Une monarchie aux États-Unis ? Une idée largement rejetée
Malgré leur intérêt pour les traditions royales, les Américains restent fermement opposés à l’idée d’une monarchie sur leur propre sol. Près de deux tiers des sondés (62 %) considèrent qu’une monarchie américaine serait une mauvaise idée, un chiffre stable depuis février 2024 (65 %). Seuls 7 % jugent qu’une telle institution serait bénéfique ( bien que le chiffre peut monter jusqu’à 12% selon CNN), et 16 % pensent qu’elle ne serait ni bonne ni mauvaise. Ces résultats traduisent l’attachement des Américains aux valeurs républicaines qui ont forgé leur identité nationale à travers leur histoire. Notamment, cette opposition varie selon les tranches d’âge. Les jeunes Américains de moins de 30 ans, bien que plus ouverts à une monarchie (9 % favorables), restent majoritairement opposés (56 %). Les générations plus âgées montrent une réticence encore plus marquée, avec des taux d’opposition dépassant les 65 %. A noter que les Afro-Américains sont les plus susceptibles de répondre positivement en faveur d'une monarchie avec 10 % de soutien.
Il existe bien de nombreuses associations ou mouvements monarchistes mais leur disparité, le peu de militantisme (souvent cantonné à Internet) ne leur permettent pas de s’imposer dans le débat national qui a tendance à réduire à une image folklorique. Enfin, aucun d’entre eux n’a de prétendants officiels ni de princes prêts à assumer un trône qui peu de chances d’être instauré. Les monarchistes américains en sont réduits à choisir, des princes vivant sur le sol des États-Unis comme la famille royale de Grèce.

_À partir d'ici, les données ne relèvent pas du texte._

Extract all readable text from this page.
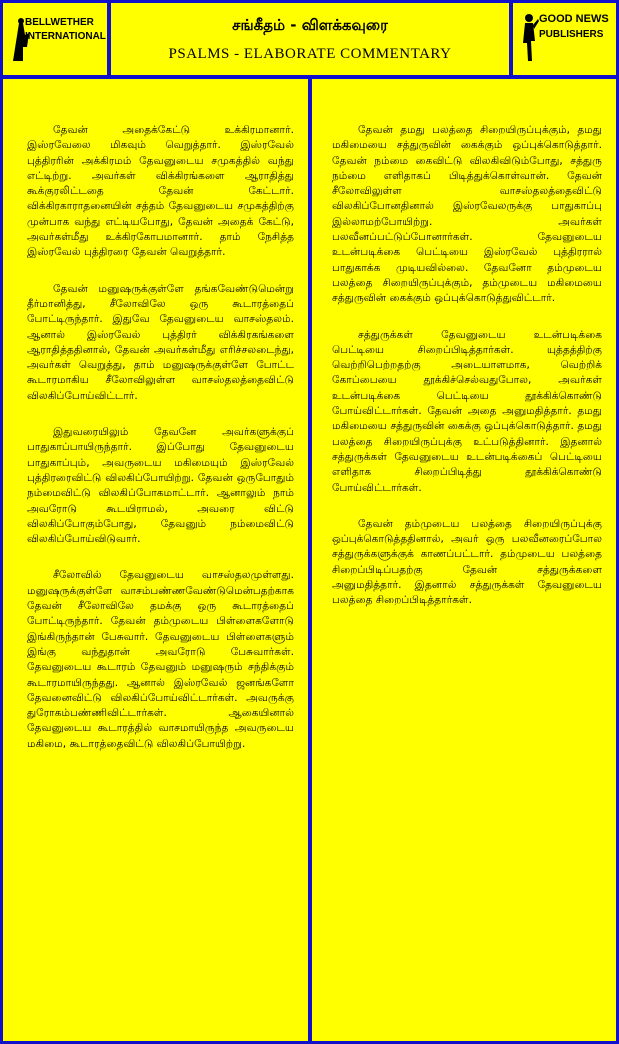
BELLWETHER
INTERNATIONAL
சங்கீதம் - விளக்கவுரை
PSALMS - ELABORATE COMMENTARY
GOOD NEWS
PUBLISHERS

தேவன் அதைக்கேட்டு உக்கிரமானார். இஸ்ரவேலை மிகவும் வெறுத்தார். இஸ்ரவேல் புத்திரரின் அக்கிரமம் தேவனுடைய சமுகத்தில் வந்து எட்டிற்று. அவர்கள் விக்கிரங்களை ஆராதித்து கூக்குரலிட்டதை தேவன் கேட்டார். விக்கிரகாராதனையின் சத்தம் தேவனுடைய சமுகத்திற்கு முன்பாக வந்து எட்டியபோது, தேவன் அதைக் கேட்டு, அவர்கள்மீது உக்கிரகோபமானார். தாம் நேசித்த இஸ்ரவேல் புத்திரரை தேவன் வெறுத்தார்.

தேவன் மனுஷருக்குள்ளே தங்கவேண்டுமென்று தீர்மானித்து, சீலோவிலே ஒரு கூடாரத்தைப் போட்டிருந்தார். இதுவே தேவனுடைய வாசஸ்தலம். ஆனால் இஸ்ரவேல் புத்திரர் விக்கிரகங்களை ஆராதித்ததினால், தேவன் அவர்கள்மீது எரிச்சலடைந்து, அவர்கள் வெறுத்து, தாம் மனுஷருக்குள்ளே போட்ட கூடாரமாகிய சீலோவிலுள்ள வாசஸ்தலத்தைவிட்டு விலகிப்போய்விட்டார்.

இதுவரையிலும் தேவனே அவர்களுக்குப் பாதுகாப்பாயிருந்தார். இப்போது தேவனுடைய பாதுகாப்பும், அவருடைய மகிமையும் இஸ்ரவேல் புத்திரரைவிட்டு விலகிப்போயிற்று. தேவன் ஒருபோதும் நம்மைவிட்டு விலகிப்போகமாட்டார். ஆனாலும் நாம் அவரோடு கூடயிராமல், அவரை விட்டு விலகிப்போகும்போது, தேவனும் நம்மைவிட்டு விலகிப்போய்விடுவார்.

சீலோவில் தேவனுடைய வாசஸ்தலமுள்ளது. மனுஷருக்குள்ளே வாசம்பண்ணவேண்டுமென்பதற்காக தேவன் சீலோவிலே தமக்கு ஒரு கூடாரத்தைப் போட்டிருந்தார். தேவன் தம்முடைய பிள்ளைகளோடு இங்கிருந்தான் பேசுவார். தேவனுடைய பிள்ளைகளும் இங்கு வந்துதான் அவரோடு பேசுவார்கள். தேவனுடைய கூடாரம் தேவனும் மனுஷரும் சந்திக்கும் கூடாரமாயிருந்தது. ஆனால் இஸ்ரவேல் ஜனங்களோ தேவனைவிட்டு விலகிப்போய்விட்டார்கள். அவருக்கு துரோகம்பண்ணிவிட்டார்கள். ஆகையினால் தேவனுடைய கூடாரத்தில் வாசமாயிருந்த அவருடைய மகிமை, கூடாரத்தைவிட்டு விலகிப்போயிற்று.

தேவன் தமது பலத்தை சிறையிருப்புக்கும், தமது மகிமையை சத்துருவின் கைக்கும் ஒப்புக்கொடுத்தார். தேவன் நம்மை கைவிட்டு விலகிவிடும்போது, சத்துரு நம்மை எளிதாகப் பிடித்துக்கொள்வான். தேவன் சீலோவிலுள்ள வாசஸ்தலத்தைவிட்டு விலகிப்போனதினால் இஸ்ரவேலருக்கு பாதுகாப்பு இல்லாமற்போயிற்று. அவர்கள் பலவீனப்பட்டுப்போனார்கள். தேவனுடைய உடன்படிக்கை பெட்டியை இஸ்ரவேல் புத்திரரால் பாதுகாக்க முடியவில்லை. தேவனோ தம்முடைய பலத்தை சிறையிருப்புக்கும், தம்முடைய மகிமையை சத்துருவின் கைக்கும் ஒப்புக்கொடுத்துவிட்டார்.

சத்துருக்கள் தேவனுடைய உடன்படிக்கை பெட்டியை சிறைப்பிடித்தார்கள். யுத்தத்திற்கு வெற்றிபெற்றதற்கு அடையாளமாக, வெற்றிக் கோப்பையை தூக்கிச்செல்வதுபோல, அவர்கள் உடன்படிக்கை பெட்டியை தூக்கிக்கொண்டு போய்விட்டார்கள். தேவன் அதை அனுமதித்தார். தமது மகிமையை சத்துருவின் கைக்கு ஒப்புக்கொடுத்தார். தமது பலத்தை சிறையிருப்புக்கு உட்படுத்தினார். இதனால் சத்துருக்கள் தேவனுடைய உடன்படிக்கைப் பெட்டியை எளிதாக சிறைப்பிடித்து தூக்கிக்கொண்டு போய்விட்டார்கள்.

தேவன் தம்முடைய பலத்தை சிறையிருப்புக்கு ஒப்புக்கொடுத்ததினால், அவர் ஒரு பலவீனரைப்போல சத்துருக்களுக்குக் காணப்பட்டார். தம்முடைய பலத்தை சிறைப்பிடிப்பதற்கு தேவன் சத்துருக்களை அனுமதித்தார். இதனால் சத்துருக்கள் தேவனுடைய பலத்தை சிறைப்பிடித்தார்கள்.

En ce qui concerne le roi Charles III qui pourraient revendiquer une couronne sur ses ancienens colonies, les attentes restent modestes. Seuls 3 % des Américains pensent que son bilan en tant que monarque sera « exceptionnel », et 10 % jugent qu’il sera « supérieur à la moyenne ». En revanche, une majorité relative de 38 % s’attend à un règne « moyen », tandis que 14 % estiment qu’il sera « inférieur à la moyenne » et 6 % « médiocre ». Ces chiffres n’ont que peu évolué depuis février 2024, montrant une perception stable mais tiède du souverain.
Une admiration mesurée et une conviction républicaine
L’histoire des États-Unis, forgée dans la rébellion contre la couronne britannique, n’a pas pour autant effacé une certain intérêt pour la monarchie anglaise.
Toutefois, cette admiration reste à distance. La majorité des Américains rejette fermement l’idée d’instaurer une monarchie dans leur propre pays, préférant conserver leur modèle républicain. Ce paradoxe illustre la relation ambivalente des Américains avec l'institution royale : une fascination culturelle tempérée par un attachement inébranlable aux idéaux d’égalité et de démocratie.